Na Assembleia, o deputado estadual Fabrício Gandini, presidente da Comissão Especial de Fiscalização da rodovia BR-101 no legislativo estadual, alertou sobre as denúncias recebidas, de que a ponte em São Mateus apresenta problemas estruturais, e nenhum órgão de fiscalização de rodovias sabe como está a situação.
Além dela, outras pontes também estão com situação desconhecida, entre elas a sobre o rio Itaúnas, em Pedro Canário; e sobre o rio Barra Seca, em Jaguaré, todas com mais de 70 anos de existência, desde a época em que a rodovia não era asfaltada.
Da divisa com a Bahia até o município de Serra, a situação de diversas pontes é preocupante e podem colapsar a qualquer momento, como ocorreu na divisa de Tocantins com o Maranhão, onde desabou a ponte Juscelino Kubitschek de Oliveira, que liga a cidade de Aguiarnópolis, no Tocantins, à cidade de Estreito, no Maranhão, na rodovia BR-226 (TO), sobre o rio Tocantins, matando 14 pessoas e deixando três desaparecidas.

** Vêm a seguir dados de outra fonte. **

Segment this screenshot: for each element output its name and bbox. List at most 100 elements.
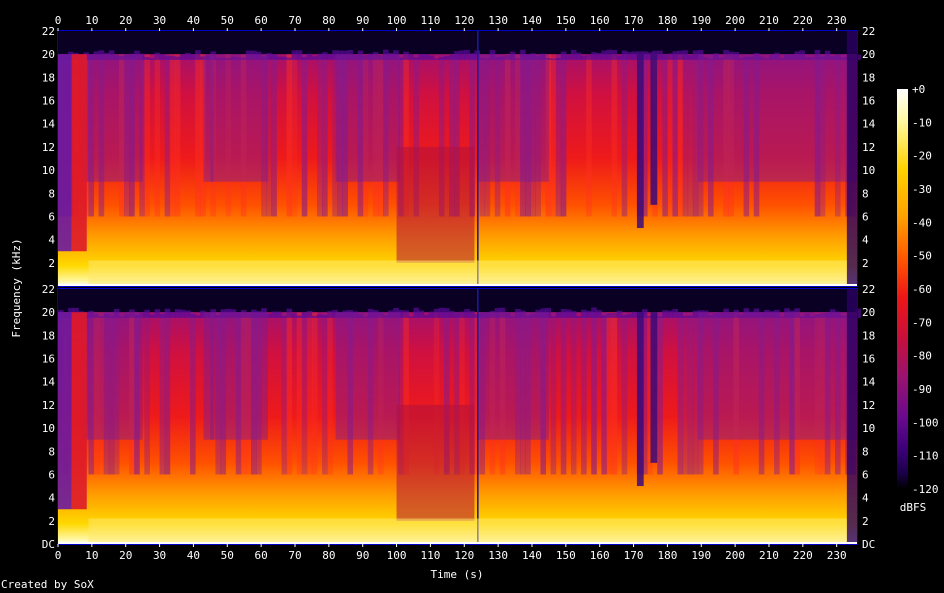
x-axis-title: Time (s): [431, 568, 484, 581]
spectral-column: [606, 312, 613, 475]
spectral-column: [672, 54, 679, 217]
cutoff-band: [58, 289, 857, 313]
x-tick-label-top: 210: [759, 14, 779, 27]
cutoff-edge: [647, 316, 653, 318]
cutoff-edge: [205, 55, 211, 60]
cutoff-edge: [789, 310, 795, 318]
outro-region: [846, 31, 857, 286]
spectral-column: [687, 312, 694, 475]
cutoff-edge: [509, 51, 516, 60]
cutoff-edge: [200, 310, 206, 318]
spectral-column: [520, 312, 526, 475]
cutoff-edge: [784, 308, 790, 318]
spectral-column: [723, 54, 729, 217]
spectral-column: [240, 312, 247, 475]
cutoff-edge: [433, 58, 440, 60]
cutoff-edge: [692, 310, 699, 318]
spectral-column: [342, 54, 348, 217]
cutoff-edge: [220, 58, 227, 60]
spectral-column: [515, 312, 521, 475]
x-tick-label-top: 230: [827, 14, 847, 27]
cutoff-edge: [677, 50, 684, 60]
cutoff-edge: [555, 57, 562, 60]
cutoff-edge: [154, 52, 161, 60]
spectral-column: [398, 312, 404, 475]
cutoff-edge: [327, 311, 333, 318]
spectral-column: [245, 312, 252, 475]
cutoff-edge: [479, 58, 486, 60]
y-tick-label-right: 6: [862, 210, 869, 223]
cutoff-edge: [184, 52, 191, 60]
cutoff-edge: [616, 310, 623, 318]
spectral-column: [88, 54, 95, 217]
spectral-column: [403, 54, 409, 217]
cutoff-edge: [575, 52, 582, 60]
cutoff-edge: [479, 312, 486, 318]
x-tick-label-top: 90: [356, 14, 369, 27]
y-tick-label-right: 20: [862, 48, 875, 61]
cutoff-edge: [708, 315, 714, 318]
cutoff-edge: [631, 311, 638, 318]
spectral-column: [88, 312, 95, 475]
colorbar-tick-label: -10: [912, 116, 932, 129]
cutoff-edge: [550, 316, 557, 318]
x-tick-label-top: 70: [288, 14, 301, 27]
cutoff-edge: [225, 308, 232, 318]
cutoff-edge: [596, 52, 602, 60]
cutoff-edge: [195, 50, 201, 60]
x-tick-label-top: 10: [85, 14, 98, 27]
cutoff-edge: [601, 50, 607, 60]
quiet-segment: [210, 312, 268, 440]
x-tick-label: 150: [556, 549, 576, 562]
cutoff-edge: [489, 50, 496, 60]
cutoff-edge: [433, 308, 440, 318]
cutoff-edge: [286, 57, 293, 60]
spectral-column: [98, 312, 105, 475]
cutoff-edge: [768, 311, 775, 318]
spectral-column: [657, 312, 663, 475]
y-tick-label: 6: [48, 468, 55, 481]
cutoff-edge: [154, 309, 161, 318]
quiet-segment: [210, 54, 268, 182]
cutoff-edge: [164, 56, 171, 60]
cutoff-edge: [540, 308, 547, 318]
cutoff-edge: [763, 309, 770, 318]
spectral-column: [819, 54, 826, 217]
y-axis-title: Frequency (kHz): [10, 238, 23, 337]
cutoff-edge: [504, 54, 511, 60]
quiet-segment: [477, 312, 549, 440]
y-tick-label-right: 16: [862, 353, 875, 366]
cutoff-edge: [829, 309, 836, 318]
cutoff-edge: [449, 54, 455, 60]
cutoff-edge: [174, 309, 181, 318]
spectral-column: [124, 54, 130, 217]
spectral-column: [530, 54, 536, 217]
spectral-column: [677, 54, 684, 217]
y-tick-label-right: 16: [862, 95, 875, 108]
cutoff-edge: [220, 309, 227, 318]
y-tick-label: 4: [48, 492, 55, 505]
cutoff-edge: [291, 313, 298, 318]
cutoff-edge: [550, 58, 557, 60]
cutoff-edge: [205, 312, 211, 318]
cutoff-edge: [682, 50, 689, 60]
cutoff-edge: [611, 312, 618, 318]
spectral-column: [93, 312, 100, 475]
cutoff-edge: [819, 56, 826, 60]
cutoff-edge: [398, 57, 404, 60]
cutoff-edge: [250, 309, 257, 318]
spectral-column: [758, 312, 765, 475]
cutoff-edge: [515, 58, 521, 60]
cutoff-edge: [235, 312, 242, 318]
cutoff-edge: [103, 313, 110, 318]
y-tick-label: 14: [42, 118, 56, 131]
spectral-column: [728, 54, 734, 217]
cutoff-edge: [124, 54, 130, 60]
cutoff-edge: [814, 49, 821, 60]
cutoff-edge: [484, 58, 491, 60]
cutoff-edge: [626, 313, 633, 318]
cutoff-edge: [256, 311, 262, 318]
x-tick-label: 40: [187, 549, 200, 562]
spectral-column: [281, 312, 288, 475]
spectral-column: [362, 54, 369, 217]
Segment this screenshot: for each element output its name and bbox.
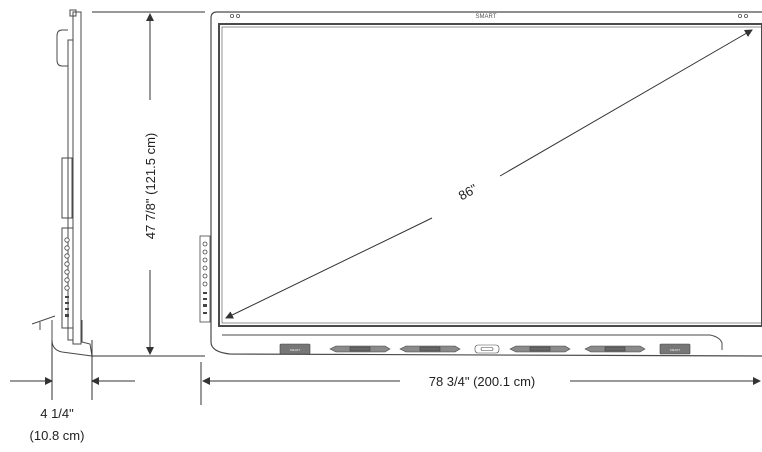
brand-logo: SMART bbox=[476, 14, 497, 20]
tray-button-left[interactable]: SMART bbox=[279, 343, 311, 355]
side-view-ports bbox=[65, 296, 69, 317]
side-view-foot bbox=[51, 320, 93, 357]
side-view bbox=[31, 9, 93, 357]
diagonal-arrow-lower bbox=[225, 217, 433, 319]
height-dimension bbox=[92, 11, 205, 357]
side-view-top-bracket bbox=[69, 9, 77, 17]
pen-3[interactable] bbox=[509, 345, 571, 353]
side-view-buttons bbox=[64, 237, 70, 291]
pen-4[interactable] bbox=[584, 345, 646, 353]
diagonal-arrow-upper bbox=[499, 29, 753, 177]
side-view-panel bbox=[72, 11, 82, 345]
tray-button-left-label: SMART bbox=[290, 348, 301, 352]
tray-button-right-label: SMART bbox=[670, 348, 681, 352]
diagonal-label: 86" bbox=[456, 181, 480, 204]
front-control-strip bbox=[199, 235, 211, 323]
side-view-antenna bbox=[31, 315, 56, 325]
side-view-mount bbox=[61, 157, 73, 219]
front-corner-sensors bbox=[229, 13, 749, 18]
pen-1[interactable] bbox=[329, 345, 391, 353]
width-label: 78 3/4" (200.1 cm) bbox=[429, 374, 536, 389]
side-view-back-plate bbox=[67, 39, 74, 341]
front-screen bbox=[218, 23, 762, 327]
depth-dimension bbox=[10, 340, 135, 400]
width-dimension bbox=[200, 362, 761, 405]
height-label: 47 7/8" (121.5 cm) bbox=[143, 133, 158, 240]
front-bezel bbox=[210, 11, 762, 357]
tray-button-right[interactable]: SMART bbox=[659, 343, 691, 355]
front-screen-inner bbox=[221, 26, 762, 324]
front-view bbox=[210, 11, 762, 357]
depth-label-line2: (10.8 cm) bbox=[30, 428, 85, 443]
pen-2[interactable] bbox=[399, 345, 461, 353]
side-view-handle bbox=[56, 29, 68, 67]
front-control-ports bbox=[203, 292, 207, 314]
pen-tray bbox=[222, 334, 723, 350]
diagonal-dimension bbox=[225, 29, 753, 319]
depth-label-line1: 4 1/4" bbox=[40, 406, 74, 421]
eraser[interactable] bbox=[474, 344, 500, 354]
side-view-connector-strip bbox=[61, 227, 74, 329]
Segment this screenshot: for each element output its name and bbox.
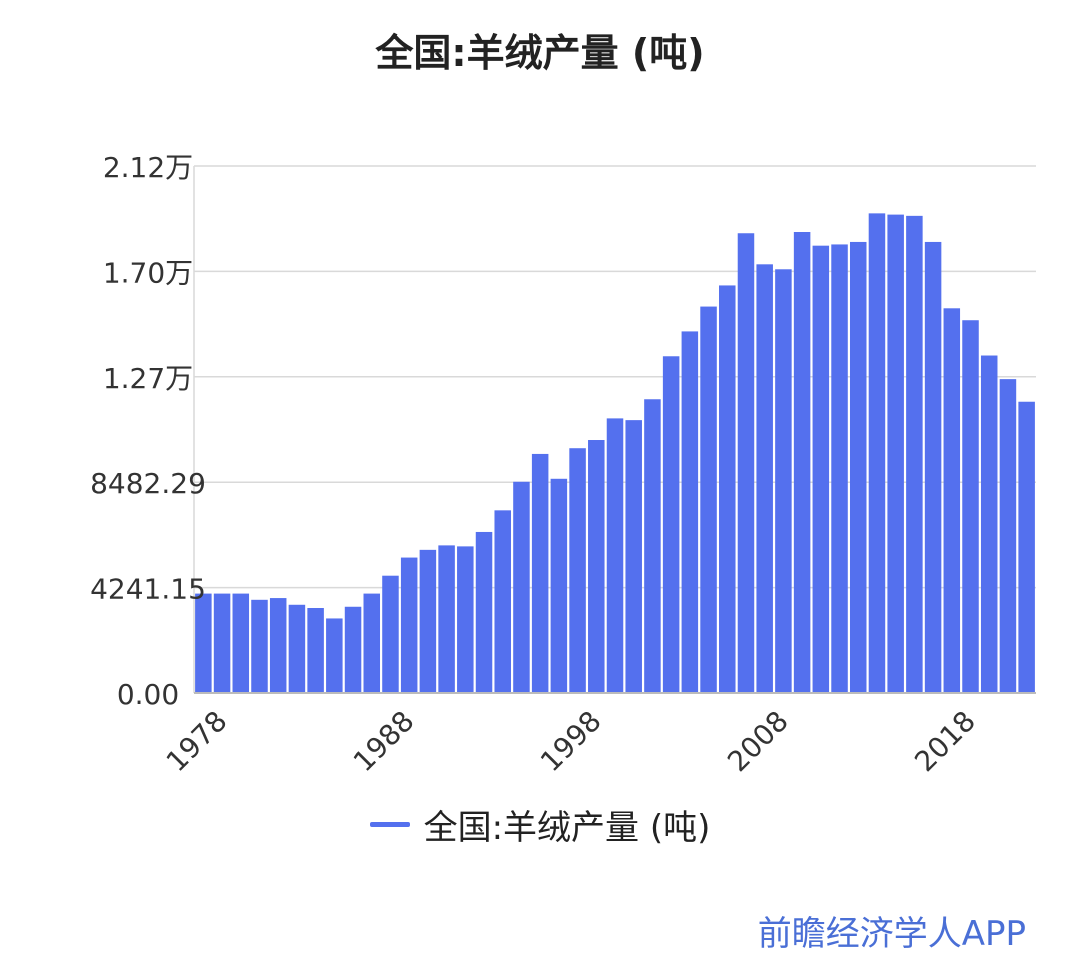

As pontes neste trecho, no total de oito, estão em Pedro Canário, Conceição da Barra, São Mateus, Jaguaré, Aracruz, Ibiraçu, Fundão e Serra. De acordo com Gandini, é preciso evitar que ocorra com as pontes o mesmo na ligação entre os estados de Tocantins e Maranhão. “Estamos ligando o alerta, fazendo essa discussão para termos notícias oficiais da Ecovias 101 de que existe segurança para passar no local. Precisa modernizar a ponte de São Mateus, que não passa pedestre e nem bicicleta, e o novo projeto (da BR-101) precisa ter”, salientou.